Content filtering does not seem to be working
- Verify that your changes were saved (check for the "Settings saved" confirmation).
- Ensure the user is not in a session started before the settings change — filtering settings apply to new messages, not retroactively to existing conversations.
- Check that the filtering engine is running by visiting Admin Panel > System Health. The "Content Filter" service should show a green status.
- Verify that a per-model override is not contradicting your organization-wide settings.
Custom regex rule causes errors
Invalid regex patterns will prevent the rule from saving. If a rule was saved but causes unexpected behavior:
- Disable it using the Enabled toggle.
- Test the pattern using the built-in Test button with sample text.
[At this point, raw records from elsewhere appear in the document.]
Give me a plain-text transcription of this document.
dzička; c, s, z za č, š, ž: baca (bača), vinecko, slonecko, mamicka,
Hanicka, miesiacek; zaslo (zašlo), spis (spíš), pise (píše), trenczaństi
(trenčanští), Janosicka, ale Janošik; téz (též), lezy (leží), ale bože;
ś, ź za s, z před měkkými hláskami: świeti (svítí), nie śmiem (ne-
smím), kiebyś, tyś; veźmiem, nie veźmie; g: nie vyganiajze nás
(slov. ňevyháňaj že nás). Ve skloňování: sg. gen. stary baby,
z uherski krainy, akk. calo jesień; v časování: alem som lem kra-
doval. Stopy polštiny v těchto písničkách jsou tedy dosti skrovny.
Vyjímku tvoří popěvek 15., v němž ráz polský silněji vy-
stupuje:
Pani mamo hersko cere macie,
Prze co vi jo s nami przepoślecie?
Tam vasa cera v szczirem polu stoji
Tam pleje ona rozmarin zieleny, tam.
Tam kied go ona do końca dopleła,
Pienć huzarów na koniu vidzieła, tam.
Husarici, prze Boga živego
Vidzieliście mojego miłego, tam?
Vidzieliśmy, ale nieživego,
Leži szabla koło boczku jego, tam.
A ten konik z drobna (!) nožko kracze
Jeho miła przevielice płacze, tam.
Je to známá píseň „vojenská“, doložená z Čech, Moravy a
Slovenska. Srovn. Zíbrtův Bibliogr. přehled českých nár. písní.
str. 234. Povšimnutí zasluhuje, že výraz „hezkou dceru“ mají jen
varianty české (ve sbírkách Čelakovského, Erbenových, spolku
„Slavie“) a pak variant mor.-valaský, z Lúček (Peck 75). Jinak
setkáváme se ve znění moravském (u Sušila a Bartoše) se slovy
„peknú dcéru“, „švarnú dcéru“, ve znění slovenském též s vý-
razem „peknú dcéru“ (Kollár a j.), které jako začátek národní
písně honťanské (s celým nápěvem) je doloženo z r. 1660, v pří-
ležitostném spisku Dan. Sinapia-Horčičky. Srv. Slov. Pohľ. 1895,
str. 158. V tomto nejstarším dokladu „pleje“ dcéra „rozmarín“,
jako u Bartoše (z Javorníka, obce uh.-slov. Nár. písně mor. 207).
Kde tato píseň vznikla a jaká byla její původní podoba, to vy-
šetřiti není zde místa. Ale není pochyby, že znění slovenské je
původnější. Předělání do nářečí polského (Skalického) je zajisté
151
- Fix the regex pattern and re-enable.
Common regex issues: unescaped special characters (., *, (), unmatched groups, and overly broad patterns like .* that match everything.
High rate of false positives
If too many legitimate responses are being filtered:
- Review the audit log to identify the most frequent triggers.
- For custom rules: make patterns more specific or change scope from "Both" to "Response only".
- For built-in categories: switch from Block to Flag to collect data before making permanent changes.
- For prompt injection: lower the sensitivity level.
- Consider creating explicit "allow" exceptions for common false positive patterns.